Microsoft founder Bill Gates has said Europe may face a “very scary situation” this winter, warning that surging energy prices across the region could mean that people will be unable to heat their homes, amid efforts by some nations to ditch Russian energy without any viable alternatives.

Speaking to Bloomberg journalist Akshat Rathi for a podcast episode on Thursday, Gates was asked to comment on the “spectacularly bad” prospects for Europeans due to increasingly high energy prices this winter.

“The difference in the amount of natural gas you need in a very cold winter versus a mild winter will surprise people. It’s almost a factor of three,” he said. “So you better be hoping it’s a fairly mild winter… If it’s a very harsh winter, the tradeoffs are very, very difficult, including clamping industrial use [of energy] in large part, which people aren’t really ready for.”

Gates was skeptical about declarations from some Western countries that they would halt Russian energy purchases in retaliation for the conflict in Ukraine, suggesting Europe will have to remain dependent on those imports for some time to come.

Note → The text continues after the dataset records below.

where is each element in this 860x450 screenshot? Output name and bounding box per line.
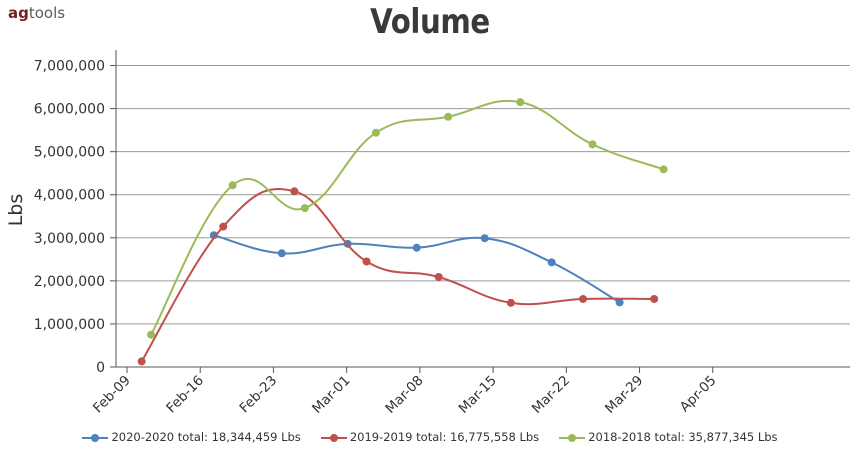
data-point: [444, 112, 453, 121]
data-point: [412, 243, 421, 252]
y-tick-label: 7,000,000: [34, 59, 105, 75]
x-tick-label: Apr-05: [677, 373, 720, 416]
volume-line-chart: 0 1,000,000 2,000,000 3,000,000 4,000,000 5,0…: [5, 50, 850, 417]
x-tick-label: Mar-29: [602, 373, 646, 417]
data-point: [480, 234, 489, 243]
y-tick-label: 4,000,000: [34, 188, 105, 204]
data-point: [209, 231, 218, 240]
data-point: [228, 181, 237, 190]
y-axis-title: Lbs: [5, 194, 27, 227]
data-point: [147, 330, 156, 339]
data-point: [615, 298, 624, 307]
x-tick-label: Mar-15: [456, 373, 500, 417]
x-tick-label: Feb-16: [163, 373, 207, 417]
x-tick-label: Feb-09: [90, 373, 134, 417]
agtools-logo: agtools: [8, 4, 66, 22]
data-point: [547, 258, 556, 267]
chart-legend: 2020-2020 total: 18,344,459 Lbs 2019-201…: [0, 430, 860, 444]
data-point: [659, 165, 668, 174]
y-tick-label: 0: [96, 360, 105, 376]
legend-item-2[interactable]: 2019-2019 total: 16,775,558 Lbs: [320, 430, 540, 444]
data-point: [579, 294, 588, 303]
y-tick-label: 3,000,000: [34, 231, 105, 247]
data-point: [219, 222, 228, 231]
legend-marker-icon: [82, 433, 109, 442]
legend-label: 2019-2019 total: 16,775,558 Lbs: [349, 430, 540, 444]
data-point: [588, 140, 597, 149]
y-tick-label: 5,000,000: [34, 145, 105, 161]
data-point: [371, 128, 380, 137]
y-tick-label: 2,000,000: [34, 274, 105, 290]
legend-marker-icon: [559, 433, 586, 442]
legend-label: 2020-2020 total: 18,344,459 Lbs: [111, 430, 301, 444]
x-tick-label: Feb-23: [236, 373, 280, 417]
data-point: [290, 187, 299, 196]
data-point: [434, 272, 443, 281]
data-point: [516, 98, 525, 107]
y-tick-label: 6,000,000: [34, 102, 105, 118]
legend-item-1[interactable]: 2020-2020 total: 18,344,459 Lbs: [82, 430, 301, 444]
x-tick-label: Mar-08: [382, 373, 426, 417]
data-point: [650, 294, 659, 303]
x-tick-label: Mar-22: [529, 373, 573, 417]
legend-marker-icon: [320, 433, 347, 442]
legend-label: 2018-2018 total: 35,877,345 Lbs: [588, 430, 778, 444]
chart-title: Volume: [370, 2, 490, 42]
data-point: [300, 204, 309, 213]
y-tick-label: 1,000,000: [34, 317, 105, 333]
x-tick-label: Mar-01: [309, 373, 353, 417]
data-point: [362, 257, 371, 266]
data-point: [277, 249, 286, 258]
data-point: [137, 357, 146, 366]
legend-item-3[interactable]: 2018-2018 total: 35,877,345 Lbs: [559, 430, 778, 444]
data-point: [506, 298, 515, 307]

“So when people say to me, ‘Hey, we love your climate stuff because we can tell [Russian President Vladimir] Putin we don’t need him,’” he continued, adding sarcastically, “I say, ‘Yeah, 10 years from now. Call him up and tell him you don’t need him.’”

Gates claimed that reactivating coal plants and relying on other less green energy sources is “pragmatic” and will even be “good for climate” in the long run, while “in the short range, you just have to find any solution, even if that means emissions are going to go up.”

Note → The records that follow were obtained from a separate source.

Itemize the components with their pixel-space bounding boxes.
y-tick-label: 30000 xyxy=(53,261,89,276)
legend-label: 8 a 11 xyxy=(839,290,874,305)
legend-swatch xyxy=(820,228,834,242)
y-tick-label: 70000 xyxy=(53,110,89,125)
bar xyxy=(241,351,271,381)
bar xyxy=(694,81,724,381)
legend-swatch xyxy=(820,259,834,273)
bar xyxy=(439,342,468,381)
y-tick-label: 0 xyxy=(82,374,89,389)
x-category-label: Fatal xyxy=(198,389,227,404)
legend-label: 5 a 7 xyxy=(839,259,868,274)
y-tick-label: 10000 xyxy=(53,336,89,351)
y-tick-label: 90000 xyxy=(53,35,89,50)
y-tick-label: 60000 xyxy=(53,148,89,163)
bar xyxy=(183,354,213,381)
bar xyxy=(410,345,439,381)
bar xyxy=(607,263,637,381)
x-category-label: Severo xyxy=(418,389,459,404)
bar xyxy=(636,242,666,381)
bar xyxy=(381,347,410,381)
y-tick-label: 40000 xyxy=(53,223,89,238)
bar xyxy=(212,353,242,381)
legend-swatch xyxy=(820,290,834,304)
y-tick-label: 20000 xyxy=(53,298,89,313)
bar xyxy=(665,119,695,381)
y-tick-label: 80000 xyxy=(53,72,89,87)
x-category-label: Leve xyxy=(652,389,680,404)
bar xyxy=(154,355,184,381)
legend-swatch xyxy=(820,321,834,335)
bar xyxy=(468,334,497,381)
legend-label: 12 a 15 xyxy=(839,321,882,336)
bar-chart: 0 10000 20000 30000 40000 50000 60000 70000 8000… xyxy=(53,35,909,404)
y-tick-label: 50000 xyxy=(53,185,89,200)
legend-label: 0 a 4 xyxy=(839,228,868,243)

The former Microsoft executive also went on to describe the difficulties of climate activism, noting that he is effectively “asking society” to “walk away” from cheaper and longer-lasting alternatives for the sake of the planet, even going as far as to suggest that some environmental problems may never have a solution.

“I don’t think it’s realistic to say that people are utterly going to change their lifestyle because of concerns about climate,” Gates said. “You can have a cultural revolution where you’re trying to throw everything up, you can create a North Korean-type situation where the state’s in control. Other than immense central authority to have people just obey, I think the collective action problem is just completely not solvable.”

“I don’t think it’s realistic to say that people are utterly going to change their lifestyle because of concerns about climate,” Gates said. “You can have a cultural revolution where you’re trying to throw everything up, you can create a North Korean-type situation where the state’s in control. Other than immense central authority to have people just obey, I think the collective action problem is just completely not solvable.”

Even if all of the world’s “rich countries” simply disappeared, they would only account for less than one-third of global carbon emissions, Gates said, adding “So the excesses of the rich countries … even curbing those completely out of existence is not a solution to this problem.”